From the Back Cover:
The year 1998 is the bicentennial of the bloody end of the first great revolutionary republican movement in Ireland, and so this is a good time to look again closely at that movement's heroes and villains, and at the similarities and differences between the situations then and now. Strange to say, the Society of United Irishmen was founded in Belfast, and its first members were for the most part highly educated men of Protestant and Presbyterian stock. Imbued with the hopes and learning of the eighteenth-century Enlightenment, their dream was to bury the religious divisions of the island, end the rule of the 'antiquated and corrupt Ascendancy' centred on Dublin Castle, and sever all connections with England.
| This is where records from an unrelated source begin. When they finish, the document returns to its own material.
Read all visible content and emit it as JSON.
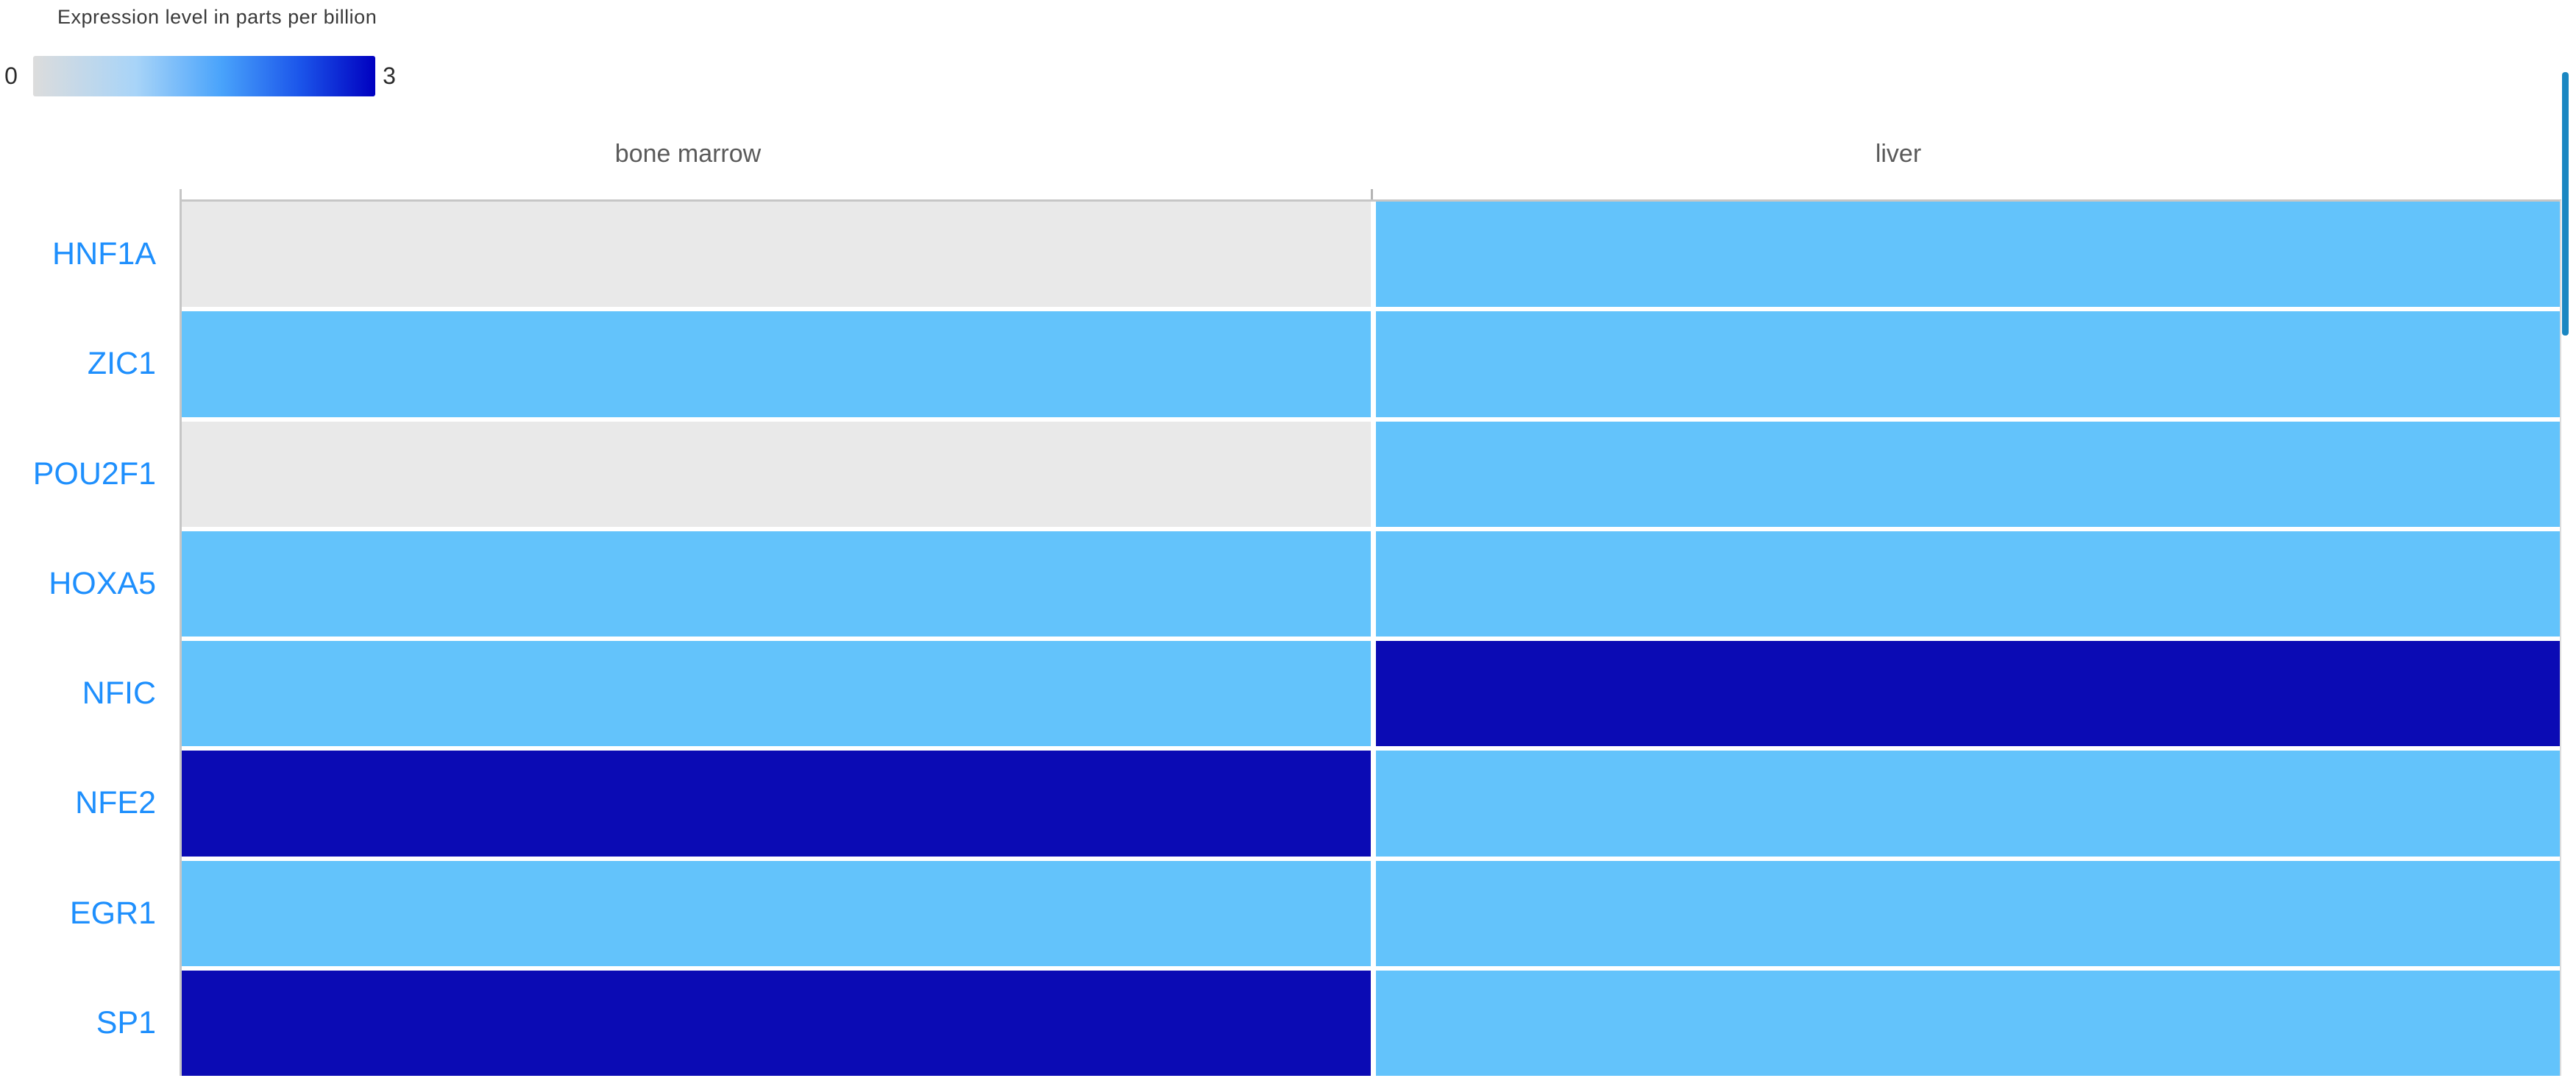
{
  "legend": {
    "title": "Expression level in parts per billion",
    "min_label": "0",
    "max_label": "3"
  },
  "chart_data": {
    "type": "heatmap",
    "title": "Expression level in parts per billion",
    "unit": "parts per billion",
    "columns": [
      "bone marrow",
      "liver"
    ],
    "rows": [
      "HNF1A",
      "ZIC1",
      "POU2F1",
      "HOXA5",
      "NFIC",
      "NFE2",
      "EGR1",
      "SP1"
    ],
    "values": [
      [
        0,
        1
      ],
      [
        1,
        1
      ],
      [
        0,
        1
      ],
      [
        1,
        1
      ],
      [
        1,
        3
      ],
      [
        3,
        1
      ],
      [
        1,
        1
      ],
      [
        3,
        1
      ]
    ],
    "scale": {
      "min": 0,
      "max": 3
    },
    "palette": {
      "0": "#e9e9e9",
      "1": "#63c3fb",
      "3": "#0b0bb4"
    },
    "legend_position": "top-left",
    "grid": "off"
  },
  "colors": {
    "cell_zero": "#e9e9e9",
    "cell_low": "#63c3fb",
    "cell_high": "#0b0bb4",
    "row_label_text": "#1e8ffd",
    "column_header_text": "#5a5a5a",
    "legend_text": "#2b2b2b",
    "axis_border": "#c6c6c6",
    "scrollbar_thumb": "#1a87c2",
    "gradient_stops": [
      "#dcdcdc 0%",
      "#a8d4f8 30%",
      "#49a3fb 55%",
      "#1b55ea 78%",
      "#0000c0 100%"
    ]
  }
}
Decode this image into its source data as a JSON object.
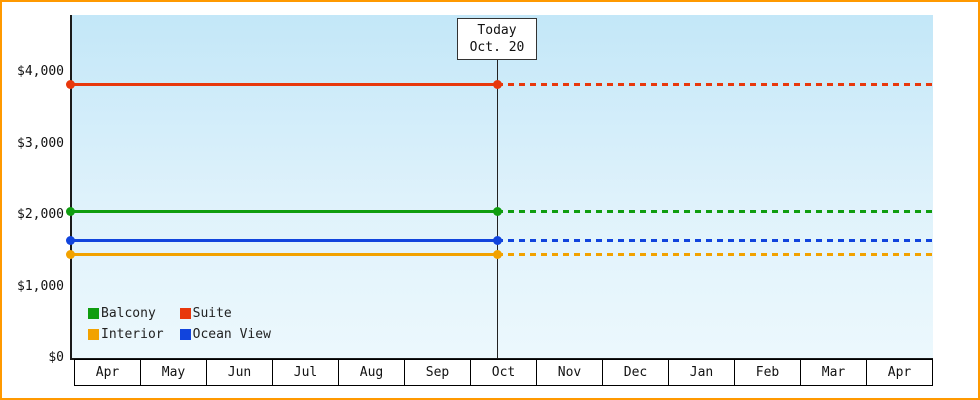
{
  "chart_data": {
    "type": "line",
    "title": "",
    "description": "Cruise cabin price history by category; solid history up to today, dashed projection after",
    "x_categories": [
      "Apr",
      "May",
      "Jun",
      "Jul",
      "Aug",
      "Sep",
      "Oct",
      "Nov",
      "Dec",
      "Jan",
      "Feb",
      "Mar",
      "Apr"
    ],
    "y_tick_labels": [
      "$0",
      "$1,000",
      "$2,000",
      "$3,000",
      "$4,000"
    ],
    "y_tick_values": [
      0,
      1000,
      2000,
      3000,
      4000
    ],
    "ylim": [
      0,
      4000
    ],
    "grid": false,
    "today_marker": {
      "label_line1": "Today",
      "label_line2": "Oct. 20",
      "x_fraction": 0.495
    },
    "series": [
      {
        "name": "Suite",
        "color": "#e8380c",
        "value": 3820,
        "style": "solid-then-dashed"
      },
      {
        "name": "Balcony",
        "color": "#0f9d0f",
        "value": 2050,
        "style": "solid-then-dashed"
      },
      {
        "name": "Ocean View",
        "color": "#1144dd",
        "value": 1650,
        "style": "solid-then-dashed"
      },
      {
        "name": "Interior",
        "color": "#f2a200",
        "value": 1450,
        "style": "solid-then-dashed"
      }
    ],
    "legend": [
      {
        "label": "Balcony",
        "color": "#0f9d0f"
      },
      {
        "label": "Suite",
        "color": "#e8380c"
      },
      {
        "label": "Interior",
        "color": "#f2a200"
      },
      {
        "label": "Ocean View",
        "color": "#1144dd"
      }
    ],
    "legend_position": "bottom-left-inside"
  },
  "colors": {
    "frame_border": "#ff9900",
    "plot_gradient_top": "#c3e7f8",
    "plot_gradient_bottom": "#ecf8fd",
    "axis": "#1a1a1a"
  }
}
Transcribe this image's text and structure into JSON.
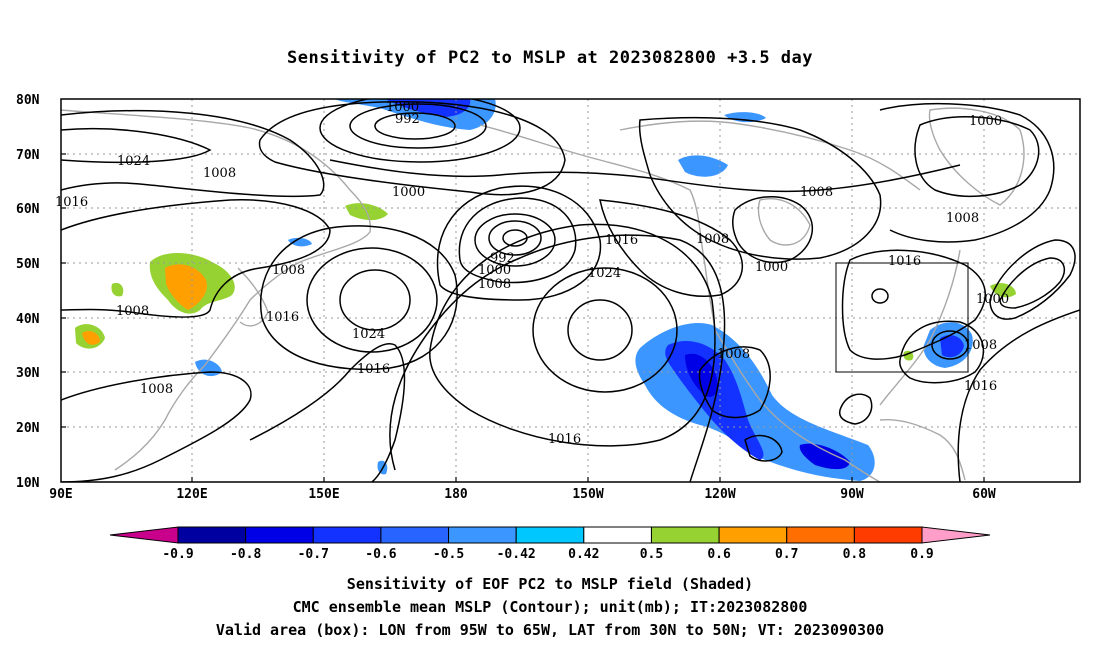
{
  "title": "Sensitivity of PC2 to MSLP at 2023082800 +3.5 day",
  "map": {
    "lat_labels": [
      "80N",
      "70N",
      "60N",
      "50N",
      "40N",
      "30N",
      "20N",
      "10N"
    ],
    "lon_labels": [
      "90E",
      "120E",
      "150E",
      "180",
      "150W",
      "120W",
      "90W",
      "60W"
    ],
    "contour_labels": [
      {
        "text": "1000"
      },
      {
        "text": "992"
      },
      {
        "text": "1024"
      },
      {
        "text": "1008"
      },
      {
        "text": "1016"
      },
      {
        "text": "1000"
      },
      {
        "text": "992"
      },
      {
        "text": "1000"
      },
      {
        "text": "1008"
      },
      {
        "text": "1008"
      },
      {
        "text": "1016"
      },
      {
        "text": "1024"
      },
      {
        "text": "1016"
      },
      {
        "text": "1008"
      },
      {
        "text": "1008"
      },
      {
        "text": "1016"
      },
      {
        "text": "1024"
      },
      {
        "text": "1008"
      },
      {
        "text": "1000"
      },
      {
        "text": "1008"
      },
      {
        "text": "1008"
      },
      {
        "text": "1000"
      },
      {
        "text": "1016"
      },
      {
        "text": "1000"
      },
      {
        "text": "1008"
      },
      {
        "text": "1016"
      },
      {
        "text": "1016"
      },
      {
        "text": "1008"
      }
    ],
    "valid_box": {
      "lon_from": "95W",
      "lon_to": "65W",
      "lat_from": "30N",
      "lat_to": "50N"
    }
  },
  "colorbar": {
    "labels": [
      "-0.9",
      "-0.8",
      "-0.7",
      "-0.6",
      "-0.5",
      "-0.42",
      "0.42",
      "0.5",
      "0.6",
      "0.7",
      "0.8",
      "0.9"
    ],
    "colors": {
      "low_end": "#c8008c",
      "bins": [
        "#0000a0",
        "#0000e6",
        "#1432ff",
        "#2864ff",
        "#3c96ff",
        "#00c8ff",
        "#ffffff",
        "#96d232",
        "#ffa000",
        "#ff6e00",
        "#ff3c00",
        "#ff0000"
      ],
      "high_end": "#ff9ec8"
    }
  },
  "captions": {
    "line1": "Sensitivity of EOF PC2 to MSLP field (Shaded)",
    "line2": "CMC ensemble mean MSLP (Contour); unit(mb); IT:2023082800",
    "line3": "Valid area (box): LON from 95W to 65W, LAT from 30N to 50N; VT: 2023090300"
  }
}
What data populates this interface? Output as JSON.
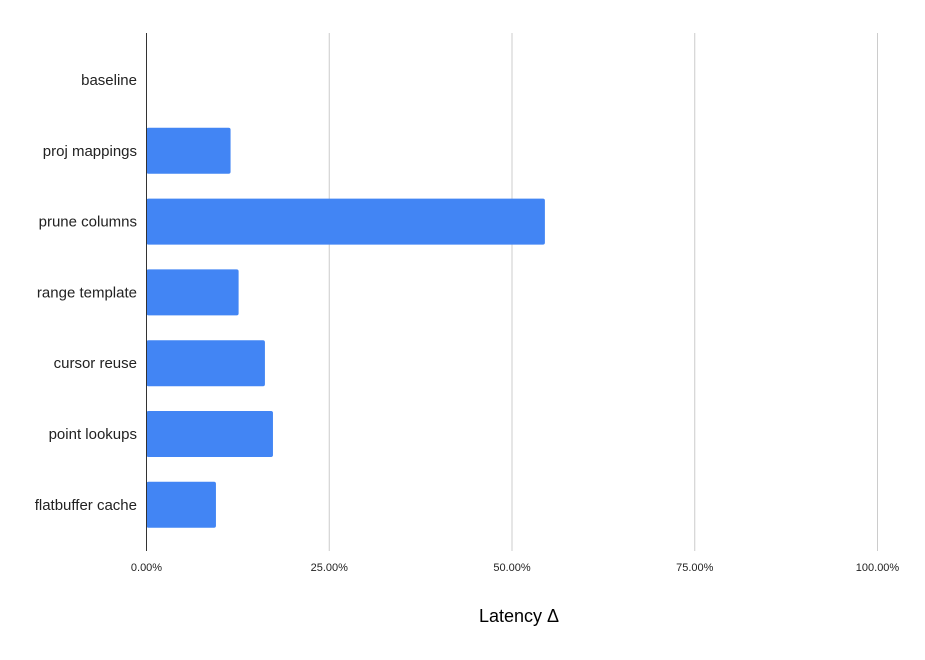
{
  "chart_data": {
    "type": "bar",
    "orientation": "horizontal",
    "categories": [
      "baseline",
      "proj mappings",
      "prune columns",
      "range template",
      "cursor reuse",
      "point lookups",
      "flatbuffer cache"
    ],
    "values": [
      0,
      11.5,
      54.5,
      12.6,
      16.2,
      17.3,
      9.5
    ],
    "unit": "%",
    "title": "",
    "xlabel": "Latency Δ",
    "ylabel": "",
    "xlim": [
      0,
      100
    ],
    "xticks": [
      "0.00%",
      "25.00%",
      "50.00%",
      "75.00%",
      "100.00%"
    ],
    "grid": true,
    "legend": "none",
    "bar_color": "#4285f4"
  }
}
From the first, the Society was riddled with informers, and the government played cat-and-mouse. Most of the Society's leaders were scattered or banished, and endured picaresque sojourns in France and America. Wolfe Tone, its proto-martyr, his panache and gaiety undimmed, conspired in Paris during the early Napoleonic Wars in the hope that Ireland's independence might be won with the help of a French invasion. The quixotic Hamilton Rowan, disenchanted by Robespierre and the Terror, comforted his exile by boating (with his dog) in the marshes of the River Delaware. Drennan, pious coiner of the phrase 'Emerald Isle', retreated into patriotic poetry after a near-fatal trial for sedition. Of the book's four principal rebels, Lord Edward Fitzgerald gave the movement, as it headed towards the doomed rebellion of 1798, flourishes of romantic but hopelessly inadequate leadership. Oliver Knox draws freely on the journals and letters of the four principal rebels, and their voices reach uswith freshness and immediacy.
About the Author:
Oliver Knox was formerly the director of publications at The Center for Policy Studies. A freelance writer and reporter, he lives in West Cork.